I want to note my strong agreement with this statement. It alerts me that I need to devote more time to thinking through the way that various Scriptural images direct the way we approach cultural engagement. Getting our metaphors right seems to me a key matter for discernment, so that we can (to use a metaphor) become wise gardeners who know when it is time to plant and when it is time to pluck up what is planted (Eccl 3:2; Matt. 13:24-30).

I do not think, however, that embracing an apologetics of culture care means abandoning the traditional task of defending the faith. Rather it re-situates the latter (defense) within the former (cultivation). It is because we are gardeners first that we are called – in a fallen world – to continue that task amidst and against the thorns and the thistles.

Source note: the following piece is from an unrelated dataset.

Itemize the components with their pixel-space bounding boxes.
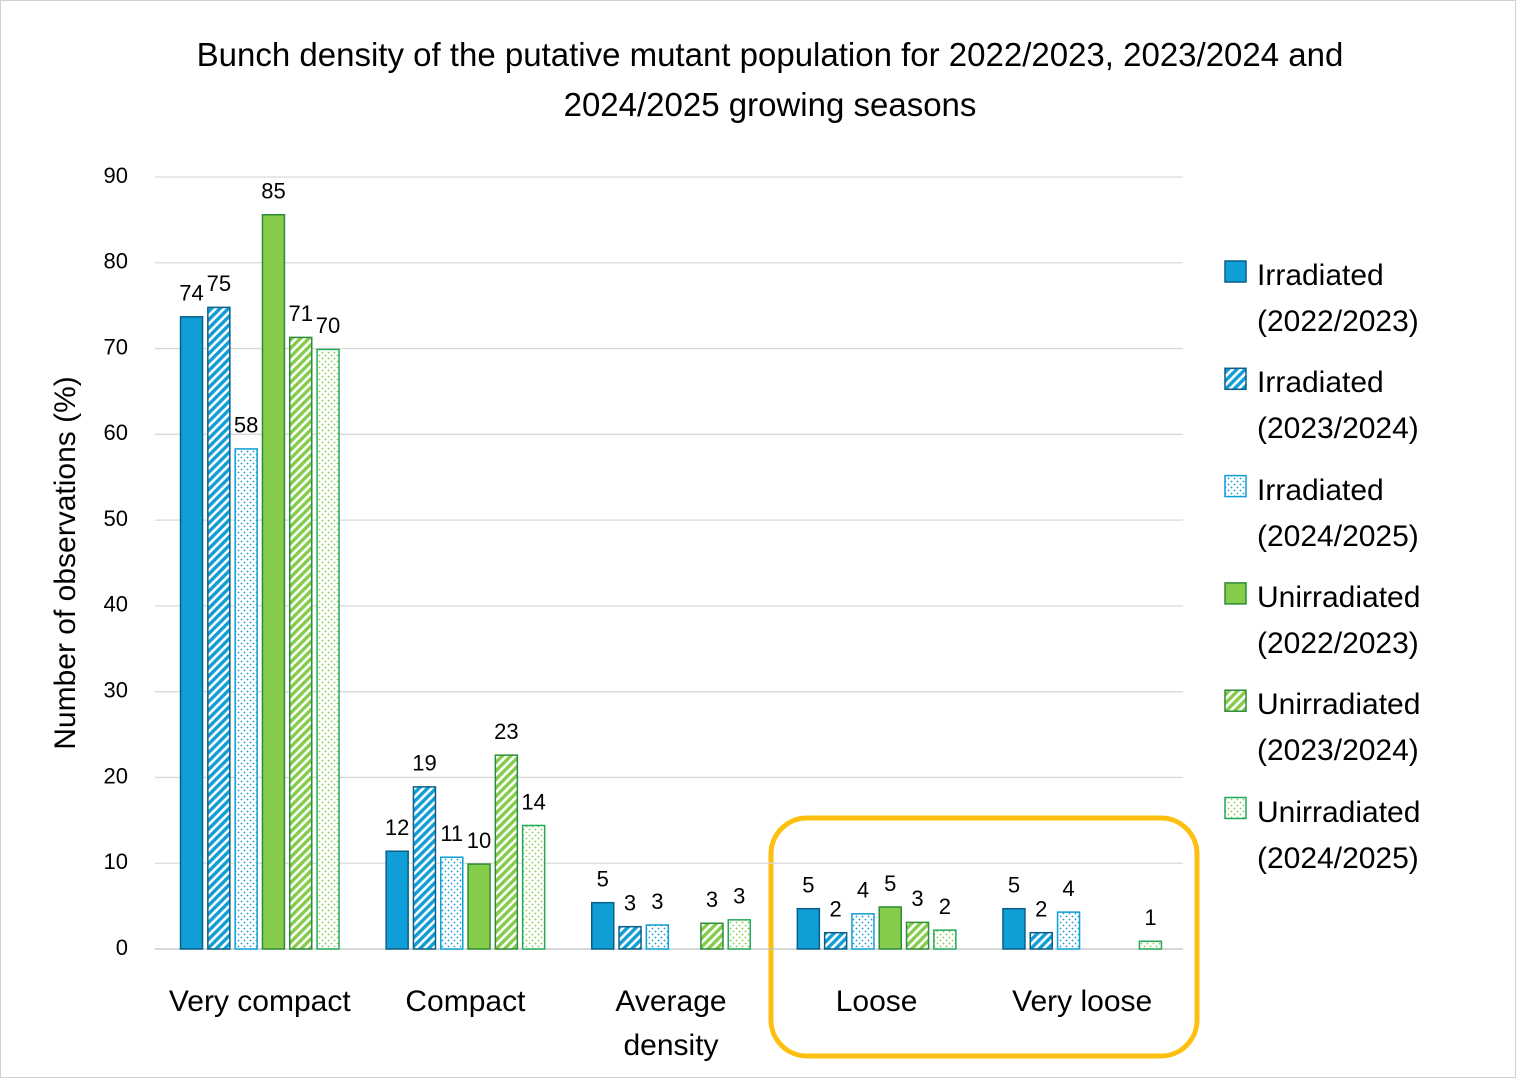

Finally, I am not setting the apologetics of culture care against the apologetics of defending the faith, but against the apologetics of culture war. By “culture war” I mean a strategy of engagement that is concerned not with persons, or even truth, but with maintaining power. I reject this mode of engagement wholeheartedly as too often mistaking the nature of the conflict as well as the enemy. Thus I seek to offer an alternative to apologetic approaches that seek to humiliate and defeat, just so that they can say “I win.”

In the end, I am hoping to add a few lines to an important conversation about how we bear witness in a secular age. My ultimate hope – for which I am enjoined to give an answer – is that the world belongs to God, and that the Spirit will continue to work in surprising ways to bear witness to the beauty of Jesus Christ.

I am thankful to Trevin for helping continue the conversation.